I have attended some talks by scientists from D. E. Shaw research group, and while the content was impressive, I do feel deeply troubled by the messaging and approaches. Let me elaborate a little bit. Science by a large degree consists of trial and error. Especially repeated trial and repeated error. This applies to both experimental and simulation based results. If you were to measure or simulate something once, you would not publish a paper claiming it as a result. (Well sure in some rare cases you would, but that’s a more involved discussion.) Repeatability and multiple data points are essential to any kind of result that you are willing to cite as evidence for your hypothesis. Now, let us take this one step further. If I say that I did 700 independent experiments, and 95% of them yield a certain result with error margin of epsilon, you probably will agree that this sounds like a solid dataset. However, what if I also tell you that at this point in time no other research group can replicate my results? Sure, that also happens, sometimes the machinery is too complex and in many senses unique to the experiment. I mean after all both LHC and LIGO are not easy to come by at every other lab. On the other hand, those are large projects open to multiple collaborators within the field. They are not exactly a proprietary system with limited access given only to the employees of a particular private company. I think you see where I am going with this.
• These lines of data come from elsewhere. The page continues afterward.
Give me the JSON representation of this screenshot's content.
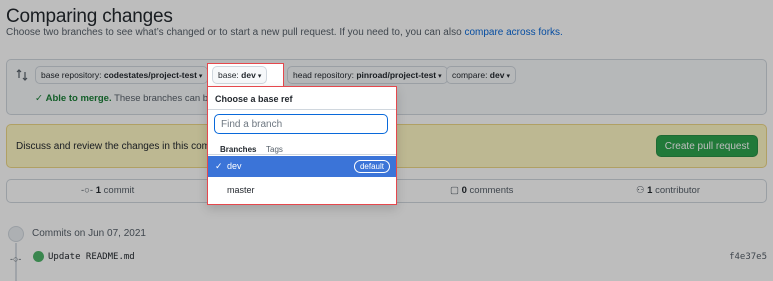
{
  "header": {
    "title": "Comparing changes",
    "subtitle": "Choose two branches to see what’s changed or to start a new pull request. If you need to, you can also ",
    "subtitle_link": "compare across forks."
  },
  "range": {
    "base_repo_label": "base repository: ",
    "base_repo_value": "codestates/project-test",
    "base_label": "base: ",
    "base_value": "dev",
    "head_repo_label": "head repository: ",
    "head_repo_value": "pinroad/project-test",
    "compare_label": "compare: ",
    "compare_value": "dev",
    "caret": "▾",
    "arrow": "←",
    "merge_ok": "Able to merge.",
    "merge_rest": " These branches can be"
  },
  "flash": {
    "text": "Discuss and review the changes in this compar",
    "button": "Create pull request"
  },
  "stats": {
    "commits_num": "1",
    "commits_label": " commit",
    "comments_num": "0",
    "comments_label": " comments",
    "contributors_num": "1",
    "contributors_label": " contributor"
  },
  "timeline": {
    "date_label": "Commits on Jun 07, 2021",
    "commit_message": "Update README.md",
    "sha": "f4e37e5"
  },
  "dropdown": {
    "title": "Choose a base ref",
    "placeholder": "Find a branch",
    "tab_branches": "Branches",
    "tab_tags": "Tags",
    "selected_branch": "dev",
    "default_badge": "default",
    "other_branch": "master",
    "check": "✓"
  },
  "colors": {
    "accent": "#0969da",
    "success": "#2da44e",
    "highlight_border": "#e5484d",
    "selected_row": "#3b74d8"
  }
}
Work done by D. E. Shaw group is marvelous. However, I do have an issue with irreproducibility of the results. Say someone really wants to push for a certain drug affecting catalytic cycle of a protein involved in a disease. Assume that someone has ability to simulate the said catalytic cycle at high resolution with appropriate timescale. Now, what if someone accidentally messes up the parameters of their simulation? We get a perfect proof of effectiveness backed up by 500+ simulations, which then turns into active drug development. If 3 years down the line we discover that this in fact is bogus and doesn’t work, well we have wasted 3 years. If we don’t then we have a new drug, which might still end up being not quite as good as promised.
This is a long stretch hypothetical, but it has some ground behind it. Datasets have been cooked before (the example I am thinking of is a very particular test/train split in a study on the effects of certain drug combinations in cancer treatment), especially when money is on the line, and when pharmaceutical companies are in play, there always will be money on the line. Thus, while I hope that the researchers are keeping level heads and cold judgement, I cannot simply dismiss the concern about exclusivity of the technology that makes the MD research at D. E. Shaw beyond the cutting edge.
I believe that we should strive for repeatability and cross-validation in science. There always will be obstacles on this path, and I do believe in intellectual property rights, patents and related concepts. However, I think that the balance shall be maintained, and tools could and should be shared. After all making the first hammer is an invention, but once we have one it’s about who can do the most with it.
I started writing this almost a month ago, so I am not sure how connected those pieces feel. This was a long ramble about random stuff, so critique away at it.